- FBI emitiu alerta sobre tokens TRC-20 falsos no Tron que se passam por agências oficiais e são enviados diretamente às carteiras dos usuários.
- Os tokens fingem notificações de confisco por violações de AML, com o objetivo de pressionar os titulares a interagirem e fornecerem credenciais.
- A campanha é direcionada a carteiras Tron ativas, com várias contas segurando mais de US$ 1 milhão em USDT; pelo menos 728 carteiras já continham os tokens no momento do alerta.
- O ataque é de baixo custo e alto volume: o ecossistema de Tron facilita a difusão, com uma carteira executando cerca de 920 transações por cerca de US$ 40 em taxas de TRX.
- As perdas de fraudes em criptomoedas alcançaram bilhões em 2024, com aumento de 45% em relação a 2022; as autoridades recomendam ignorar tokens não verificados que aleguem ser da FBI.
A Agência Federal de Investigação dos EUA (FBI) emitiu um alerta sobre um golpe de criptomoedas que opera na rede Tron. Tokens falsos, com a marca FBI, são airdropados diretamente nas carteiras dos usuários, simulando avisos de apreensão e alegando violações de lavagem de dinheiro. O objetivo é induzir o usuário a interagir com o token e fornecer credenciais.
O alerta foi divulgado pelo escritório do FBI em Nova York.

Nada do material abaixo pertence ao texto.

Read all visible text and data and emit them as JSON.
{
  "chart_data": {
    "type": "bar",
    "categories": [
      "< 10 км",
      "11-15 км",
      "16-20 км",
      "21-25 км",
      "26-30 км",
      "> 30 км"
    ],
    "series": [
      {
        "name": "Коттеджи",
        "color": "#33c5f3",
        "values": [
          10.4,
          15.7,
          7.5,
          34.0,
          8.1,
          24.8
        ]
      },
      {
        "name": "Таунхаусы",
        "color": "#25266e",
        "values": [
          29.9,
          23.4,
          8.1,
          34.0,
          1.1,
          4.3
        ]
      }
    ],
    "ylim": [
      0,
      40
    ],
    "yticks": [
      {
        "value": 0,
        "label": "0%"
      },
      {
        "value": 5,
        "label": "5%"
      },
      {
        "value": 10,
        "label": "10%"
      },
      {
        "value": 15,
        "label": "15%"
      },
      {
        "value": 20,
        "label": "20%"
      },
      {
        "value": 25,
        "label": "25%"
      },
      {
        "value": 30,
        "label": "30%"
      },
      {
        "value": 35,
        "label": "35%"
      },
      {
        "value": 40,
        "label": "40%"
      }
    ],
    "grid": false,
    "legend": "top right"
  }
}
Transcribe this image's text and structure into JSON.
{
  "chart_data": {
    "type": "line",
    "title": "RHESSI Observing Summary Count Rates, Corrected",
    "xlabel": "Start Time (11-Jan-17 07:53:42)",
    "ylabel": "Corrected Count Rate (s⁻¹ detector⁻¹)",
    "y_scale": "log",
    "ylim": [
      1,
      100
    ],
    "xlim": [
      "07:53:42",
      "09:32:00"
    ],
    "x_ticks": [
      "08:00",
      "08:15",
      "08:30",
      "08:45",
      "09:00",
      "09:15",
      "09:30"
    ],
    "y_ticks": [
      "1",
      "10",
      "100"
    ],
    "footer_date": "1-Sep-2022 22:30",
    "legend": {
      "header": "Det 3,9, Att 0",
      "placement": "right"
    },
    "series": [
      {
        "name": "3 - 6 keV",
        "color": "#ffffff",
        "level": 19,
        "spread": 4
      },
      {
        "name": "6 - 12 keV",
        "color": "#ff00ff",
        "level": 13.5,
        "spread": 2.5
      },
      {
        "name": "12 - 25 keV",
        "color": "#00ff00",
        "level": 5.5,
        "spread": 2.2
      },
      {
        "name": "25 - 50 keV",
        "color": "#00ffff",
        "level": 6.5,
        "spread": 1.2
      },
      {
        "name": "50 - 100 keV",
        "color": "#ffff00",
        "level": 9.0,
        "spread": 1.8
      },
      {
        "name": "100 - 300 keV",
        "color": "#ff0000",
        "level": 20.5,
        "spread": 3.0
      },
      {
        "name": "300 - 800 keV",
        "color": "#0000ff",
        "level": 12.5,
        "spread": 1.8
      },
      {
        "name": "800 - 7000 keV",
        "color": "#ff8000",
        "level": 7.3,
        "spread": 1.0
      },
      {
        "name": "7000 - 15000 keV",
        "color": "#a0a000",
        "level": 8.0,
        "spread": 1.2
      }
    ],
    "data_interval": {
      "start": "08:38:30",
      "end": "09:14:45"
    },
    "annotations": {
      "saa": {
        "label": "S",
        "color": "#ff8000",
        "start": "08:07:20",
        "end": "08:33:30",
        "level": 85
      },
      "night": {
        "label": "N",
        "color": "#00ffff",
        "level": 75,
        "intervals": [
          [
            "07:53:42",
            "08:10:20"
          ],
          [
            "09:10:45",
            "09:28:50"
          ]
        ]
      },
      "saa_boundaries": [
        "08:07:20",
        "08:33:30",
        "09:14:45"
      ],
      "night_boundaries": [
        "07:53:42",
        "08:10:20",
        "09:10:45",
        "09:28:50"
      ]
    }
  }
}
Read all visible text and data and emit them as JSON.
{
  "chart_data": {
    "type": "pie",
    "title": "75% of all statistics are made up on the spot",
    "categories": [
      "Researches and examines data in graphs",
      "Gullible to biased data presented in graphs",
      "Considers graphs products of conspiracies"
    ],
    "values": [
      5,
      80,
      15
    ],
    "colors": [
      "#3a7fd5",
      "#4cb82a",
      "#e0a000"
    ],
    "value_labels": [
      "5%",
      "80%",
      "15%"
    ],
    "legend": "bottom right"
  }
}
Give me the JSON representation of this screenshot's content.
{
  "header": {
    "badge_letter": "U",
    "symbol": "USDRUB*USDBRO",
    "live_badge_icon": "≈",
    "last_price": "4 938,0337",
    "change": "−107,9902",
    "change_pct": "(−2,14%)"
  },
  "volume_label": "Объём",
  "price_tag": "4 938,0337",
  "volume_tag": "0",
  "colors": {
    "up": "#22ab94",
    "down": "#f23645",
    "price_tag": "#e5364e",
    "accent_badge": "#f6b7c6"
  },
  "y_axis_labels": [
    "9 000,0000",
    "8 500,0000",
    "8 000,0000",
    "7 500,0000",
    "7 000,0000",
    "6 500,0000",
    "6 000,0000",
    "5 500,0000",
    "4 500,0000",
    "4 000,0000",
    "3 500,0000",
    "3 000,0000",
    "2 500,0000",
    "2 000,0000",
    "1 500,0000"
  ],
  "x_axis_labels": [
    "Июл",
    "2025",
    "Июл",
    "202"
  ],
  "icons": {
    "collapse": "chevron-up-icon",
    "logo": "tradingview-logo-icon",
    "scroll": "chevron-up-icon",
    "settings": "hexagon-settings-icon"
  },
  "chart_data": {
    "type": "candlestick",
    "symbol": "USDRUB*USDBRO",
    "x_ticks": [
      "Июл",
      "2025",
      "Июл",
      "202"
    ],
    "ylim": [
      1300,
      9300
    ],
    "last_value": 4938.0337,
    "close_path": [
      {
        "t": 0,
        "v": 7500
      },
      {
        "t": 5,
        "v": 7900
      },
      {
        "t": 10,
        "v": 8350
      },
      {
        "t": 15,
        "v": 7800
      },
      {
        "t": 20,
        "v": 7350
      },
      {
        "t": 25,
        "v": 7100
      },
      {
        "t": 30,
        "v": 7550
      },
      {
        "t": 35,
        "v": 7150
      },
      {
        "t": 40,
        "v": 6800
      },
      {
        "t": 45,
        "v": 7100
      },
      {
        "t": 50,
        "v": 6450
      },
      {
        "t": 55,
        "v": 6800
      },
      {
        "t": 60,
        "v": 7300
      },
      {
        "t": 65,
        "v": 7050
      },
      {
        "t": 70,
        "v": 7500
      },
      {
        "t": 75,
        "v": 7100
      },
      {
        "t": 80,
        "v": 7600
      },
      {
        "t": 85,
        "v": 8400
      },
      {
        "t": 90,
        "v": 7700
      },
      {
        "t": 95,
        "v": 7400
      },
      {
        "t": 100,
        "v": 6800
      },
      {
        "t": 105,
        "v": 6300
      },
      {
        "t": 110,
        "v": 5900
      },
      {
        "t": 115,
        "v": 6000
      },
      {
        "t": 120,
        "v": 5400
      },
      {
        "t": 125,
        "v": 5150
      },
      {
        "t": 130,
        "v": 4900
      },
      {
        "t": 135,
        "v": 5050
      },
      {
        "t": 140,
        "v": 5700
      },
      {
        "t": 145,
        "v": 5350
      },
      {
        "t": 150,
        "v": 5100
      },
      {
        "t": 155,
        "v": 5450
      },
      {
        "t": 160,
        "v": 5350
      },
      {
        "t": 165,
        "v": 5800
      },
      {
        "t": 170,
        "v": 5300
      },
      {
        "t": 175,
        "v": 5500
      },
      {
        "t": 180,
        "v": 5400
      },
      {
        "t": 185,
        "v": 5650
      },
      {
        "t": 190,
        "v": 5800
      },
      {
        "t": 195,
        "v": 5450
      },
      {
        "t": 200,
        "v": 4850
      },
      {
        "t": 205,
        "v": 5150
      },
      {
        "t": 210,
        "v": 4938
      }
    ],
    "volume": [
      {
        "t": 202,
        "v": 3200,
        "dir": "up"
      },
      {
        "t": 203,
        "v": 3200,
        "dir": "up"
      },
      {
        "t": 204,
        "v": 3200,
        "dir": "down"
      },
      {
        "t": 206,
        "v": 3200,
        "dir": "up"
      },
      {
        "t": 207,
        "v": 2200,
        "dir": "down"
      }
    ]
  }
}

A operação é direcionada a carteiras Tron ativas, com dados iniciais mostrando várias endereços alvo que guardam mais de US$ 1 milhão em USDT. Até a divulgação do aviso, pelo menos 728 carteiras já estavam com os tokens falsos.
Contexto e impacto
- Impersonação: tokens TRC-20 costumam ser criados para intimidar usuários a revelar chaves privadas sob a ameaça de investigação AML.
- Carteiras envolvidas: o ataque mira usuários ativos da Tron, com registros apontando grandes saldos em USDT.
- Tendência de fraude: o FBI aponta que perdas com golpes em criptomoedas cresceram 45% entre 2022 e 2024, destacando a ênfase na engenharia social.
Como funciona a fraude
O ataque tem baixo custo e alto volume, facilitado pela estrutura de tarifas da Tron. Um endereço identificado realizou cerca de 920 transações com apenas US$ 40 em taxas de TRX. As mensagens nos tokens sugerem que ativos estão congelados por irregularidades regulatórias, levando usuários a sites de phishing que solicitam dados pessoais.
Outras táticas incluem o *address poisoning*, em que golpistas criam endereços parecidos aos de contatos legítimos, explorando o pânico para copiar informações. Dados preliminares indicam que grandes carteiras com ativos relevantes estão sendo visadas desde o início da campanha.
O que fazer
Se um token não verificado aparecer na sua carteira, não interaja com ele. O alerta reforça a necessidade de checagem cuidadosa de anúncios ou solicitações ligadas a autoridades. As plataformas que operam com TRX precisam considerar controles de conformidade diante dessa ameaça. Não foram divulgadas ações específicas contra os criadores do golpe.